A Coach's Merit by Naomi Kooiker

Naomi Kooiker is a fantastic coach, one of the most dedicated, smart, and attentive ones I have come across in Kettlebell Sport. She coaches at Jaap's Gym in the Netherlands. I met Naomi at the IUKL World Championships in Dublin in 2015, and since then I have stayed with her several times in the Netherlands. Over the last three years, we have had lots of conversations on kettlebell technique, programming for kettlebell training, how to move the sport forward, and of course coaching our students. We had a particularly interesting discussion about what makes a good coach. Most people in the Kettlebell Sport world choose their coach based on their personal accomplishments (i.e. World Champions and the like). While it makes sense to want to learn from these champions, just because they are a champion does not mean they are a good coach. There are many things that determine what makes someone a good coach, but being a top level lifter isn't necessarily one of them. 

The Kettlebell Sport world is still very small and niche, and it can be hard to find a coach in general, much less a good one. But I do think it's incredibly important to find a good one! If you don't, you could spend years undoing bad habits or injuries from overtraining. I could go on forever on this topic... however, I'm going to let Naomi do it!

A Coach's Merit

Some think that the merit of a coach is measured by how many world class athletes they have produced. Or by how many medals their students have won. Or even by how well they themselves have performed in competition.

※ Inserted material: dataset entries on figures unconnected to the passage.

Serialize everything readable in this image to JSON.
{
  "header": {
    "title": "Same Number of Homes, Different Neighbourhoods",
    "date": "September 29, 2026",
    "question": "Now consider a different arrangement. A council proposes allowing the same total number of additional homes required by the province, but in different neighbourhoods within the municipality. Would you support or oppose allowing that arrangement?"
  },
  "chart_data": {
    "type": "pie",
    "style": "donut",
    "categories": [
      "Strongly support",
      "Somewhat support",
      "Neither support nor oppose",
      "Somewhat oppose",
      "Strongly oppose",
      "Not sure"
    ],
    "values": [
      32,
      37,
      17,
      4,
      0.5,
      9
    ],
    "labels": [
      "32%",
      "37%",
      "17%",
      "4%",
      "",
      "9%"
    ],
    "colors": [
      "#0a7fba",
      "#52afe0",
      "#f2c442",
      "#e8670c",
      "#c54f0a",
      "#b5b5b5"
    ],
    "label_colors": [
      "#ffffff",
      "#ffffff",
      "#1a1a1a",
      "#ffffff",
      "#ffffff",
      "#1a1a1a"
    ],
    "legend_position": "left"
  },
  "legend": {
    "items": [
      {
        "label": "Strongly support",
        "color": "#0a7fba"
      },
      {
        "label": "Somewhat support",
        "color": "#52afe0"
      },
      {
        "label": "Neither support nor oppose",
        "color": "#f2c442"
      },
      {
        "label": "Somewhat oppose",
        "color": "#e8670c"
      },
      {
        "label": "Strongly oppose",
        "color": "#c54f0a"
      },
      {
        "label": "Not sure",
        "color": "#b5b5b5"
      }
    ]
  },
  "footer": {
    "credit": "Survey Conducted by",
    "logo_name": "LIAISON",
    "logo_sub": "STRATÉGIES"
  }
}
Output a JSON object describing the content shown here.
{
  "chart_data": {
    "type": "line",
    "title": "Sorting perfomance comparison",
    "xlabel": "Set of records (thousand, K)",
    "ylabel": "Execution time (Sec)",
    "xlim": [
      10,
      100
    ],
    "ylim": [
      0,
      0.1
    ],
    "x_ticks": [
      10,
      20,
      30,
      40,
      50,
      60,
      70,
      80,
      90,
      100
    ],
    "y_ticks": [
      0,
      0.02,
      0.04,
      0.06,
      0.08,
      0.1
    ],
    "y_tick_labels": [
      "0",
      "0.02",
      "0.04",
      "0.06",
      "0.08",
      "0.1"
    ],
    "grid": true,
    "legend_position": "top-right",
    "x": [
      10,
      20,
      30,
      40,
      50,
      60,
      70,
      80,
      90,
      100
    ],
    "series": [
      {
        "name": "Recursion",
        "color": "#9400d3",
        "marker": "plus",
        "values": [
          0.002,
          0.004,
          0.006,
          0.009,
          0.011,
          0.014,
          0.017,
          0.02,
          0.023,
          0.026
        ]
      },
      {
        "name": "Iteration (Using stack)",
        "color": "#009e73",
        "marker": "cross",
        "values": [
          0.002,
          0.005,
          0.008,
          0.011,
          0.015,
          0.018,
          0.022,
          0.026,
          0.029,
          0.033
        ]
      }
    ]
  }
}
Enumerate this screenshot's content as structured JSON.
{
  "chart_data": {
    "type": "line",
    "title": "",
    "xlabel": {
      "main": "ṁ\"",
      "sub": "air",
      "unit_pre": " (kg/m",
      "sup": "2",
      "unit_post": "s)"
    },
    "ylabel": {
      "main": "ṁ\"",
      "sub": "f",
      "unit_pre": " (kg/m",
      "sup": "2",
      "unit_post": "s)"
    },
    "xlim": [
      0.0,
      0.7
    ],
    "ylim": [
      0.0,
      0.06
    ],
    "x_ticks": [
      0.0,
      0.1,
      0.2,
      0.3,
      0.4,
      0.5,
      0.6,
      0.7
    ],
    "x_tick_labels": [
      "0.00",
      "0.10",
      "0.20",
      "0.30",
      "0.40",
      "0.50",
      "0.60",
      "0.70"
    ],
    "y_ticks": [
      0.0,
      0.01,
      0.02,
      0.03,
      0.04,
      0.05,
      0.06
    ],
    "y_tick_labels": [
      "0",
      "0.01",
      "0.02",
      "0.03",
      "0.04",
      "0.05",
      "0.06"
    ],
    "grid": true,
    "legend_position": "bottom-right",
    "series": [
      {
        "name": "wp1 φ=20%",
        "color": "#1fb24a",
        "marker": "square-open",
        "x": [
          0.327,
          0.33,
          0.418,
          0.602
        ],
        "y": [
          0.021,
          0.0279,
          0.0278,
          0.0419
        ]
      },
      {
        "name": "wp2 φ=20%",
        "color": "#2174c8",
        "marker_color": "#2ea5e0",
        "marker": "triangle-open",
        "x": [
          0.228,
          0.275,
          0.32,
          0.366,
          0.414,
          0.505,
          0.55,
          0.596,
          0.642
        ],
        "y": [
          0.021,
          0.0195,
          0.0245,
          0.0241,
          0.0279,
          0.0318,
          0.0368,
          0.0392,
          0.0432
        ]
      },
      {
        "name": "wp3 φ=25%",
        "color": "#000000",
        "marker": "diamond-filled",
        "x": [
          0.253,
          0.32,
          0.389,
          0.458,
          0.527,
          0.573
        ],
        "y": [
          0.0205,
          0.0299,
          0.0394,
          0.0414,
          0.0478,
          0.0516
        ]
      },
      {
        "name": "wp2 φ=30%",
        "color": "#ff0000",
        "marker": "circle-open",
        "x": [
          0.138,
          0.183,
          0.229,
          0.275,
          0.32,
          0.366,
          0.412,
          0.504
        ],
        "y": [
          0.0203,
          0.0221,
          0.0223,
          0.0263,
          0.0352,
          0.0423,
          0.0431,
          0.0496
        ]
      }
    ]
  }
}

It's not. Or at least, it shouldn't be. 

Great coaching ability is demonstrated when you efficiently teach beginners the basics of good technique and manage to make them enthusiastic about the sport.

Great coaching ability is demonstrated when you coach an athlete that is never, ever, ever going to win any (real) medals but you do manage to change their technique and performance from a 3 to a 7. 

Great coaching ability is demonstrated when you can keep a group of recreational lifters consistently and enthusiastically lifting. Injury free.

Great coaching ability is demonstrated when you manage to keep the atmosphere in your gym and among your gym friendly, humble, and empowering.

Great coaching ability is demonstrated when you manage to finally make something click in someone's head even though they've already been working on their technique for years. 

Great coaching ability is demonstrated when you know just the words to say to help someone deal with competition stress or when you know just the program to write to keep someone lifting during a rough period.

We all have our weaknesses. Some of us (me) will run away screaming when asked to teach kids. Some of us have no interest in teaching recreational lifters and just want to work with serious athletes. Some of us simply have no idea how to work with recreational lifters. And some of us might not have the ability to coach someone to Master of Sport International Class level (or have never had anyone step in their gym who wanted to put in that kind of time and effort). 

But we also all have our strengths. And we are all contributing to the growth of the sport. In fact, if you teach kids, you might even be contributing a tad more. 

And if you ever find yourself in a situation where you can't help someone further their goals or ambitions, that is absolutely no problem. Just discuss and together find someone who can.